Detection and Pose Estimation of flat, Texture-less Industry Objects on HoloLens using synthetic Training
Thomas Pöllabauer, Fabian Rücker, Andreas Franek, Felix Gorschlüter
TL;DR
The paper tackles the problem of real-time 6D pose estimation for flat, texture-less industrial objects on edge devices by leveraging synthetic training data derived from manufacturing documents. It presents a client-server AR pipeline that uses YOLOv5 for detection and CosyPose for pose estimation, trained entirely on synthetic renders generated from 2D manufacturing schematics converted into 3D meshes. The approach achieves strong detection recall and competitive pose estimation on real HoloLens 2 data, while acknowledging latency from backend processing and the domain gap between synthetic and real imagery.

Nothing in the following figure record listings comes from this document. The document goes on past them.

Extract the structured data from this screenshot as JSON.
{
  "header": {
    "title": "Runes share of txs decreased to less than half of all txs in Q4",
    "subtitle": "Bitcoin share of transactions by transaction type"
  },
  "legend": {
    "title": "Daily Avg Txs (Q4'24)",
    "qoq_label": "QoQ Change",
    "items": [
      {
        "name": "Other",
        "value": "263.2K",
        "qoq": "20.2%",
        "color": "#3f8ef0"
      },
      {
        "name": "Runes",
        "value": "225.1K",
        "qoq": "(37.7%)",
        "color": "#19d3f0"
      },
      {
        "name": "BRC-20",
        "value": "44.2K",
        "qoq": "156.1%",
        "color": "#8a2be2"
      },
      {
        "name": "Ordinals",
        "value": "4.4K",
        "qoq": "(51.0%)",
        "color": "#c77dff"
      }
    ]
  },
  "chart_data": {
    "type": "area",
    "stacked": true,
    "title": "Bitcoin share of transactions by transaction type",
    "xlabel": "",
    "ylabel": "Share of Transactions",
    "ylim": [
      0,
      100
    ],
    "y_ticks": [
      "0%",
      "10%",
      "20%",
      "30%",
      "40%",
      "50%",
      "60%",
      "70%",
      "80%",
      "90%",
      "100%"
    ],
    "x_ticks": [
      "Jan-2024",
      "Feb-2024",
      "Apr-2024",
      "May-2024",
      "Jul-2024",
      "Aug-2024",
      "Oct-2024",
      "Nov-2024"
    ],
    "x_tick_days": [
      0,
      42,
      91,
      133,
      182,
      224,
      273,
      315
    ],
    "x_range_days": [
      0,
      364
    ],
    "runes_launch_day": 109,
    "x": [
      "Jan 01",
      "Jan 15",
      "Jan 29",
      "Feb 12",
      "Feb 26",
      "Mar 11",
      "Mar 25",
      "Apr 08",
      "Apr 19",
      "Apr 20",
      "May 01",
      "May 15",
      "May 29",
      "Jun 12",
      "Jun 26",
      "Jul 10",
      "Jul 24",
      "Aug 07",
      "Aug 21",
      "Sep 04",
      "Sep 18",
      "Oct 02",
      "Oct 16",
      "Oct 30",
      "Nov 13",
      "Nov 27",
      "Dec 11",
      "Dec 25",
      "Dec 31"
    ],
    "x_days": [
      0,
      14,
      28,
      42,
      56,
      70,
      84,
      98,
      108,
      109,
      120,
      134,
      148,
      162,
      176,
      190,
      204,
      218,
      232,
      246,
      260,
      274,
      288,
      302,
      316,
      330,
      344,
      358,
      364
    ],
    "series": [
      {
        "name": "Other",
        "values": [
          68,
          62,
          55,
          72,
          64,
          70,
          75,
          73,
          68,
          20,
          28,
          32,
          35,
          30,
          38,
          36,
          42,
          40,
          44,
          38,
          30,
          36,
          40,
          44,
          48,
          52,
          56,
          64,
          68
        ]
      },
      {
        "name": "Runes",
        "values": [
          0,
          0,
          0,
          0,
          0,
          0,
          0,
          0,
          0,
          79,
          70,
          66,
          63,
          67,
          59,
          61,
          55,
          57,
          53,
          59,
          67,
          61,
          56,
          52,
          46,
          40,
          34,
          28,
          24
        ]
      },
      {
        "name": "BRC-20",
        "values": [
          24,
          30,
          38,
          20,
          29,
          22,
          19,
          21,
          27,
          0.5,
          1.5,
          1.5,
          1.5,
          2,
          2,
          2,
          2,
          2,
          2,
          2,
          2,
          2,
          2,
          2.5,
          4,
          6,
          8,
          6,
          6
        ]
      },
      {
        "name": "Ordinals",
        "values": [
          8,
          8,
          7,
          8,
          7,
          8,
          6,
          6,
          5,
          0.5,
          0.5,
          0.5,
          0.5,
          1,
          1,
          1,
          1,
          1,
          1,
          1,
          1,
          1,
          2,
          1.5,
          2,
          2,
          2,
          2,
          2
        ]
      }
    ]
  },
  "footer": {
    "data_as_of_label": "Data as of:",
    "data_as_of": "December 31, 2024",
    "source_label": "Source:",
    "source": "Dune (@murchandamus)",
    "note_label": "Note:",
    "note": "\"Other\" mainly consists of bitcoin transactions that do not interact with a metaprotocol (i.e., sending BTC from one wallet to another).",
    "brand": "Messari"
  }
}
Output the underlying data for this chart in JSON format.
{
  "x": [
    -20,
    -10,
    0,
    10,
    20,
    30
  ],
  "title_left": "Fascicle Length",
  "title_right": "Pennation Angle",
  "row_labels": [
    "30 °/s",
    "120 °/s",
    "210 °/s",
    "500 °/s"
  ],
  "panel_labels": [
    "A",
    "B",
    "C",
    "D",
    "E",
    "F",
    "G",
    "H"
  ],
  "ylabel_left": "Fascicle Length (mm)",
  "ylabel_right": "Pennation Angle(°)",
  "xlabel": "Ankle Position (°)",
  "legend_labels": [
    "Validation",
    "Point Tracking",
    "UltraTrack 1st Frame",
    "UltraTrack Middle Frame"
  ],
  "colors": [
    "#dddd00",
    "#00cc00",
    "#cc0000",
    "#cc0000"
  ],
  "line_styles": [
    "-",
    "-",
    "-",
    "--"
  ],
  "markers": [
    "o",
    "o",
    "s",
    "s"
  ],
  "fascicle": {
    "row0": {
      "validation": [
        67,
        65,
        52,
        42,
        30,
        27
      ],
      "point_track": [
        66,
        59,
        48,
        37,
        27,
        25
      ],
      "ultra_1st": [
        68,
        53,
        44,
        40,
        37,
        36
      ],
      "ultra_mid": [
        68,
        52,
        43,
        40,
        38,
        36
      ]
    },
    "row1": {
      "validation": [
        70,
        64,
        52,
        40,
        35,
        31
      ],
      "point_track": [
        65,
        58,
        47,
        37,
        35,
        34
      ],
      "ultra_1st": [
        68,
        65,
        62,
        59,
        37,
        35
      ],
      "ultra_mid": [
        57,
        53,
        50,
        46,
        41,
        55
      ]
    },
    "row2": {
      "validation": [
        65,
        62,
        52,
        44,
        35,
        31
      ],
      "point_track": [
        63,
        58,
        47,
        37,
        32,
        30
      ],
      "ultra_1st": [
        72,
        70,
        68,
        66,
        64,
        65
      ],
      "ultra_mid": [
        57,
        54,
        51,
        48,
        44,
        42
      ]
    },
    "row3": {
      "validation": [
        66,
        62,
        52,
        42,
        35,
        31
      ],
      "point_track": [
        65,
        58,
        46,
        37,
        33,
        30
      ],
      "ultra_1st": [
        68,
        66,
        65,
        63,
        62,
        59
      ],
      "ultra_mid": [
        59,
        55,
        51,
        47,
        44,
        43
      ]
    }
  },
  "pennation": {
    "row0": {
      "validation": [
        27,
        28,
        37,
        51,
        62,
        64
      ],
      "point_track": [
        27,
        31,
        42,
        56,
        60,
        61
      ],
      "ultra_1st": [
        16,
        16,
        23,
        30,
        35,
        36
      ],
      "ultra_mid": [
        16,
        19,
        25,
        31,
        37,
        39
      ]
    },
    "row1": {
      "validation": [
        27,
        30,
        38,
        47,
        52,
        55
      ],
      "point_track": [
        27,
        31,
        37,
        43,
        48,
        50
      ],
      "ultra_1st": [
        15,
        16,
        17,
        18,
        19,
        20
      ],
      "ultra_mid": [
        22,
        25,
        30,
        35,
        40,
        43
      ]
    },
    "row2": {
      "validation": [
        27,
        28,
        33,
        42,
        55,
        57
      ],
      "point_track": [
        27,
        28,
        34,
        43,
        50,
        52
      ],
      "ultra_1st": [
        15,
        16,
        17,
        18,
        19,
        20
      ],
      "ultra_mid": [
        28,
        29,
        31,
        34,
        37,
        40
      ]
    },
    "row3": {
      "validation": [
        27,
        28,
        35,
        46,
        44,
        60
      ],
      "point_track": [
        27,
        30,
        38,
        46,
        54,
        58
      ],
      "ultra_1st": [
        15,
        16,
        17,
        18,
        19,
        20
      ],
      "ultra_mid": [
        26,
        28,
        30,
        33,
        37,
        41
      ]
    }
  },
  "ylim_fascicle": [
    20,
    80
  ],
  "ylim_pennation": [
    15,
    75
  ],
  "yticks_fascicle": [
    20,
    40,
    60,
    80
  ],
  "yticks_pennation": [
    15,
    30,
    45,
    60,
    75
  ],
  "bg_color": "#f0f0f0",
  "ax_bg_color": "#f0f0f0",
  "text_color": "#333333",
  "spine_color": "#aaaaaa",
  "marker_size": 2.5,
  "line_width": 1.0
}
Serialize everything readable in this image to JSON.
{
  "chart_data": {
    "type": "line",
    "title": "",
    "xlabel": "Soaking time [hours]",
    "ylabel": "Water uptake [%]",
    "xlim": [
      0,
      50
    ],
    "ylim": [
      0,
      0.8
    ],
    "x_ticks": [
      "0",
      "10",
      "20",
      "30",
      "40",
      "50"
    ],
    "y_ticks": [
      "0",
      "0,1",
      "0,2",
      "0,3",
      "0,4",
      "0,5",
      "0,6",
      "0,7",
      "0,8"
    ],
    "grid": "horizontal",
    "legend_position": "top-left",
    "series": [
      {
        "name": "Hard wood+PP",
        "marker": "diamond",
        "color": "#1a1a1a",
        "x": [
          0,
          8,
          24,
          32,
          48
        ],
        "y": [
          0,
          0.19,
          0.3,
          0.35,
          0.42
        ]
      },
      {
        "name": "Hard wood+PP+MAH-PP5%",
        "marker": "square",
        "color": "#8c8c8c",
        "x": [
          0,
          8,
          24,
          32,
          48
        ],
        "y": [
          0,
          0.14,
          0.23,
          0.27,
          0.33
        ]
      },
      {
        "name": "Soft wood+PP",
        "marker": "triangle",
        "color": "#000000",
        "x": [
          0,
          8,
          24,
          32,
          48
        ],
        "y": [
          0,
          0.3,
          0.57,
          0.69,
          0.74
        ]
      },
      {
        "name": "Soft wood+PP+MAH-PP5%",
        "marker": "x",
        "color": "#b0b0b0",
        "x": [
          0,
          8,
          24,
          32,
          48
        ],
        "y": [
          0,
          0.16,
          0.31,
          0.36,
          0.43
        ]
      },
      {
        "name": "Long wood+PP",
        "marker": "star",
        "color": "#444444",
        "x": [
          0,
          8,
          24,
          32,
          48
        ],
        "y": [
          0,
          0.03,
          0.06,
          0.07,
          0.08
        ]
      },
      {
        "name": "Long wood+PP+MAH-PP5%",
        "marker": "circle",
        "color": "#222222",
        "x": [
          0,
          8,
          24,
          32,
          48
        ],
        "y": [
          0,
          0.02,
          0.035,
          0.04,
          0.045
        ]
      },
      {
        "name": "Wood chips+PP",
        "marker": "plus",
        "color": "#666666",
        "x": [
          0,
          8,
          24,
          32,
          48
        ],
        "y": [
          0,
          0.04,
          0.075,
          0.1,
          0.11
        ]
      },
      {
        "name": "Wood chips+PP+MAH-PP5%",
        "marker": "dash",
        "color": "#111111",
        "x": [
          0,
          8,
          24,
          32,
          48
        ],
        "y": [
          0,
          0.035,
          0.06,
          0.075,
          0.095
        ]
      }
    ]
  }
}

It also provides a modular framework with clear avenues for improving on-device inference, incorporating frontend tracking, and expanding the dataset to better handle challenging objects and motion conditions.
Abstract
Current state-of-the-art 6d pose estimation is too compute intensive to be deployed on edge devices, such as Microsoft HoloLens (2) or Apple iPad, both used for an increasing number of augmented reality applications. The quality of AR is greatly dependent on its capabilities to detect and overlay geometry within the scene. We propose a synthetically trained client-server-based augmented reality application, demonstrating state-of-the-art object pose estimation of metallic and texture-less industry objects on edge devices. Synthetic data enables training without real photographs, i.e. for yet-to-be-manufactured objects. Our qualitative evaluation on an AR-assisted sorting task, and quantitative evaluation on both renderings, as well as real-world data recorded on HoloLens 2, sheds light on its real-world applicability.